There is Shakespeare, for instance: he has created two or three extremely
amiable and sympathetic murderers. Only we can watch their amiability
slowly and gently merging into murder. Othello is an affectionate husband
who assassinates his wife out of sheer affection, so to speak. But as
we know the story from the first, we can see the connection and accept
the contradiction. But suppose the story opened with Desdemona found dead,
Iago or Cassio suspected, and Othello the very last person likely to be
suspected. In that case, "Othello" would be a detective story. But it
might be a true detective story; that is, one consistent with the true
character of the hero when he finally tells the truth. Hamlet, again,
is a most lovable and even peaceable person as a rule, and we pardon the
nervous and slightly irritable gesture which happens to have the result
of sticking an old fool like a pig behind a curtain. But suppose the curtain
rises on the corpse of Polonius, and Rosencrantz and Guildenstern discuss
the suspicion that has immediately fallen on the First Player, an immoral
actor accustomed to killing people on the stage; while Horatio or some
shrewd character suspects another crime of Claudius or the reckless and
unscrupulous Laertes.
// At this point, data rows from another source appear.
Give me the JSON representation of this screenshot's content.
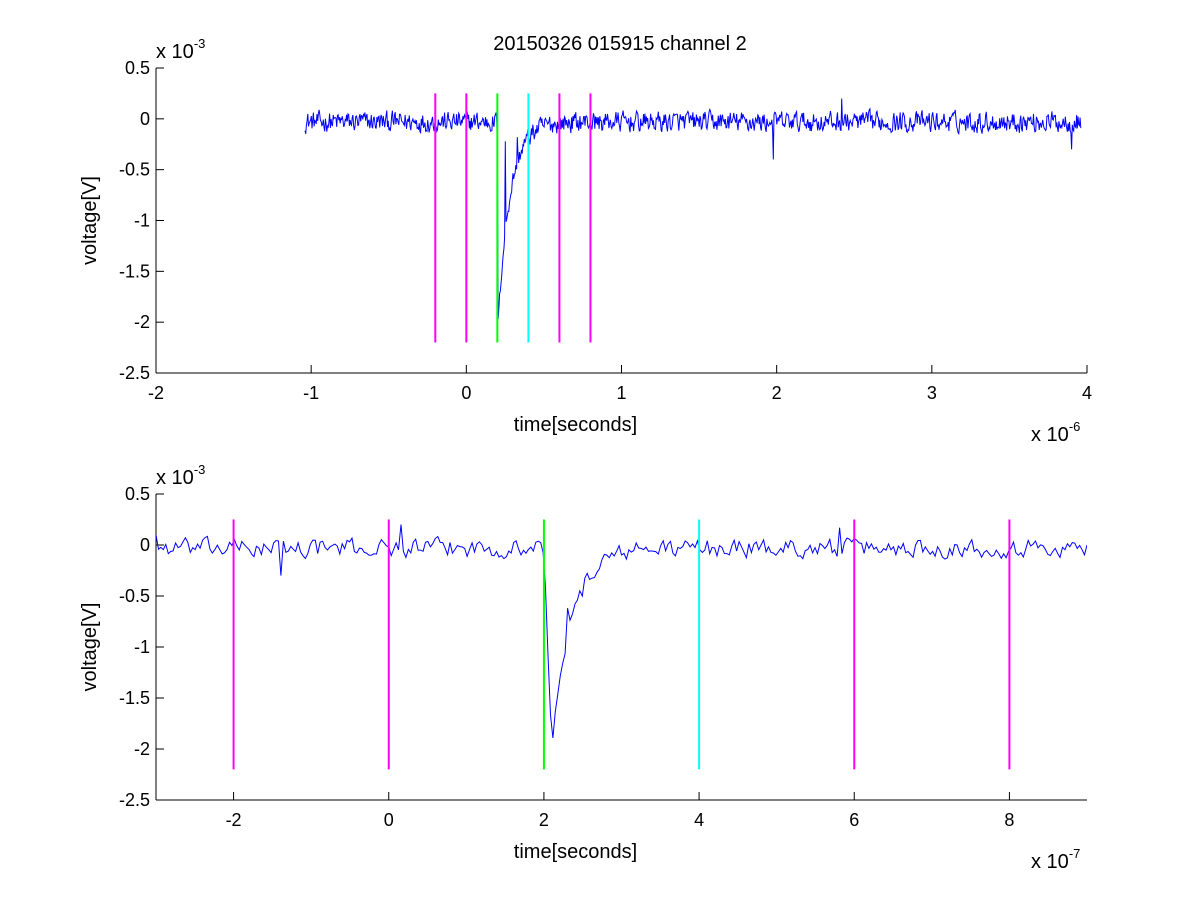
{
  "title": "20150326 015915 channel 2",
  "colors": {
    "trace": "#0000ff",
    "marker_magenta": "#ff00ff",
    "marker_green": "#00ff00",
    "marker_cyan": "#00ffff",
    "axes": "#000000",
    "background": "#ffffff"
  },
  "chart_data": [
    {
      "type": "line",
      "title": "20150326 015915 channel 2",
      "xlabel": "time[seconds]",
      "ylabel": "voltage[V]",
      "x_scale_label": {
        "base": "x 10",
        "exponent": "-6"
      },
      "y_scale_label": {
        "base": "x 10",
        "exponent": "-3"
      },
      "xlim": [
        -2,
        4
      ],
      "ylim": [
        -2.5,
        0.5
      ],
      "x_ticks": [
        -2,
        -1,
        0,
        1,
        2,
        3,
        4
      ],
      "y_ticks": [
        0.5,
        0,
        -0.5,
        -1,
        -1.5,
        -2,
        -2.5
      ],
      "x_tick_labels": [
        "-2",
        "-1",
        "0",
        "1",
        "2",
        "3",
        "4"
      ],
      "y_tick_labels": [
        "0.5",
        "0",
        "-0.5",
        "-1",
        "-1.5",
        "-2",
        "-2.5"
      ],
      "grid": false,
      "series": [
        {
          "style": "noisy trace",
          "color": "#0000ff",
          "x_range": [
            -1.04,
            3.96
          ],
          "baseline": -0.03,
          "noise_amplitude": 0.1,
          "pulse": {
            "start": 0.2,
            "min_at": 0.205,
            "min_value": -2.0,
            "recovery": 0.22
          },
          "features": [
            {
              "x": 0.25,
              "y": -0.22
            },
            {
              "x": 0.33,
              "y": -0.18
            },
            {
              "x": 1.98,
              "y": -0.4
            },
            {
              "x": 2.42,
              "y": 0.2
            },
            {
              "x": 3.9,
              "y": -0.3
            }
          ]
        }
      ],
      "markers": [
        {
          "x": -0.2,
          "color": "#ff00ff",
          "y_from": -2.2,
          "y_to": 0.25
        },
        {
          "x": 0.0,
          "color": "#ff00ff",
          "y_from": -2.2,
          "y_to": 0.25
        },
        {
          "x": 0.2,
          "color": "#00ff00",
          "y_from": -2.2,
          "y_to": 0.25
        },
        {
          "x": 0.4,
          "color": "#00ffff",
          "y_from": -2.2,
          "y_to": 0.25
        },
        {
          "x": 0.6,
          "color": "#ff00ff",
          "y_from": -2.2,
          "y_to": 0.25
        },
        {
          "x": 0.8,
          "color": "#ff00ff",
          "y_from": -2.2,
          "y_to": 0.25
        }
      ]
    },
    {
      "type": "line",
      "xlabel": "time[seconds]",
      "ylabel": "voltage[V]",
      "x_scale_label": {
        "base": "x 10",
        "exponent": "-7"
      },
      "y_scale_label": {
        "base": "x 10",
        "exponent": "-3"
      },
      "xlim": [
        -3,
        9
      ],
      "ylim": [
        -2.5,
        0.5
      ],
      "x_ticks": [
        -2,
        0,
        2,
        4,
        6,
        8
      ],
      "y_ticks": [
        0.5,
        0,
        -0.5,
        -1,
        -1.5,
        -2,
        -2.5
      ],
      "x_tick_labels": [
        "-2",
        "0",
        "2",
        "4",
        "6",
        "8"
      ],
      "y_tick_labels": [
        "0.5",
        "0",
        "-0.5",
        "-1",
        "-1.5",
        "-2",
        "-2.5"
      ],
      "grid": false,
      "series": [
        {
          "style": "noisy trace",
          "color": "#0000ff",
          "x_range": [
            -3,
            9
          ],
          "baseline": -0.03,
          "noise_amplitude": 0.09,
          "pulse": {
            "start": 2.0,
            "min_at": 2.1,
            "min_value": -2.0,
            "recovery": 0.7
          },
          "features": [
            {
              "x": -3.0,
              "y": 0.1
            },
            {
              "x": -1.4,
              "y": -0.3
            },
            {
              "x": 0.15,
              "y": 0.2
            },
            {
              "x": 2.3,
              "y": -0.62
            },
            {
              "x": 2.5,
              "y": -0.5
            },
            {
              "x": 5.8,
              "y": 0.17
            },
            {
              "x": 9.0,
              "y": 0.0
            }
          ]
        }
      ],
      "markers": [
        {
          "x": -2,
          "color": "#ff00ff",
          "y_from": -2.2,
          "y_to": 0.25
        },
        {
          "x": 0,
          "color": "#ff00ff",
          "y_from": -2.2,
          "y_to": 0.25
        },
        {
          "x": 2,
          "color": "#00ff00",
          "y_from": -2.2,
          "y_to": 0.25
        },
        {
          "x": 4,
          "color": "#00ffff",
          "y_from": -2.2,
          "y_to": 0.25
        },
        {
          "x": 6,
          "color": "#ff00ff",
          "y_from": -2.2,
          "y_to": 0.25
        },
        {
          "x": 8,
          "color": "#ff00ff",
          "y_from": -2.2,
          "y_to": 0.25
        }
      ]
    }
  ]
}
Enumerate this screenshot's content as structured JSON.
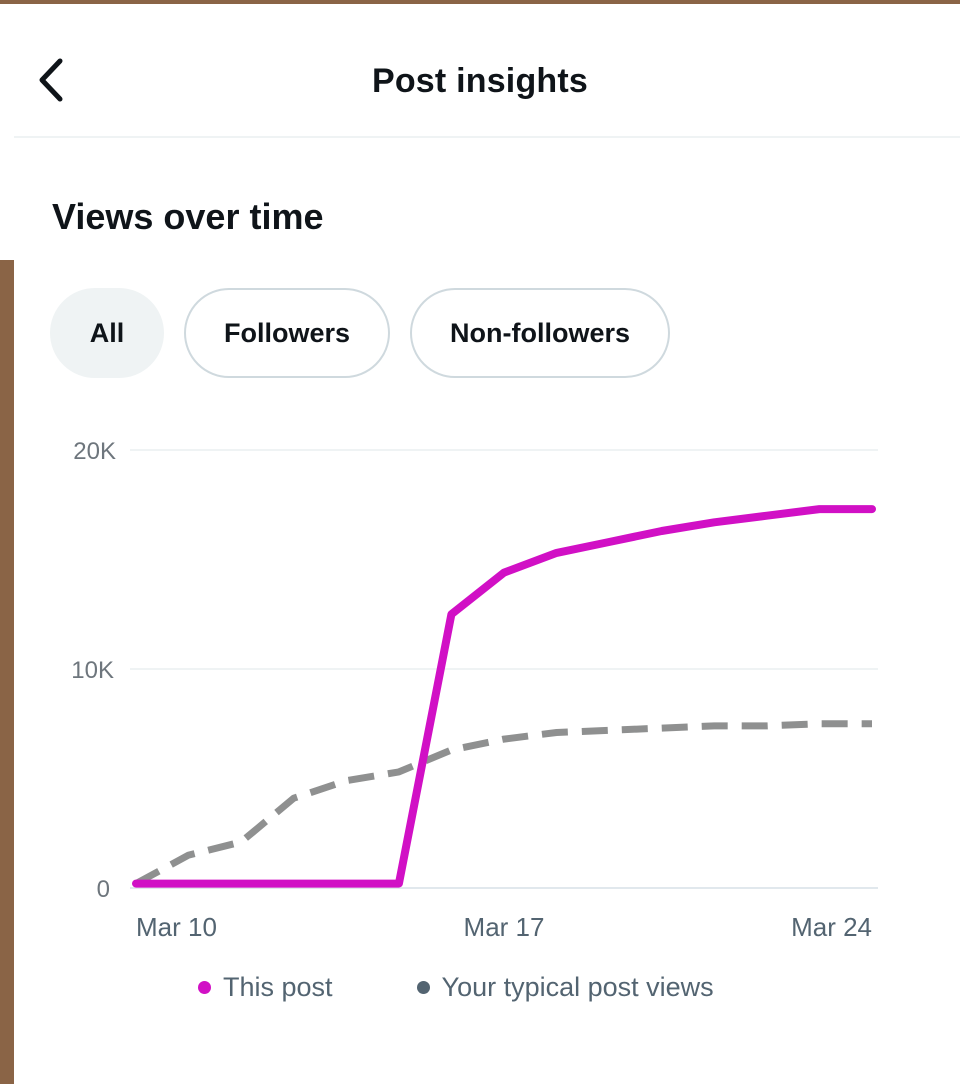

Then "Hamlet" would be a shocker, and the guilt
of Hamlet would be a shock. But it might be a shock of truth, and it is
not only sex novels that are shocking. These Shakespearean characters
would be none the less coherent and all of a
piece because we brought the opposite ends of the character together
and tied them into a knot. The story of Othello might be published with
a lurid wrapper as "The Pillow Murder Case." But it might still be the
same case; a serious case and a convincing case. The death of Polonius
might appear on the bookstalls as "The Vanishing Rat Mystery," and be
in form like an ordinary detective story. Yet it might be The Ideal Detective
Story.
Nor need there be anything vulgar in the violent and abrupt transition
that is the essential of such a tale. The inconsistencies of human nature
are indeed terrible and heart-shaking things, to be named with the same
note of crisis as the hour of death and the Day of Judgment. They are
not all fine shades, but some of them very fearful shadows, made by the
primal contrast of darkness and light. Both the crimes and the confessions
can be as catastrophic as lightning. Indeed, The Ideal Detective Story
might do some good if it brought men back to understand that the world
is not all curves, but that there are some things that are as jagged as
the lightning-flash or as straight as the sword.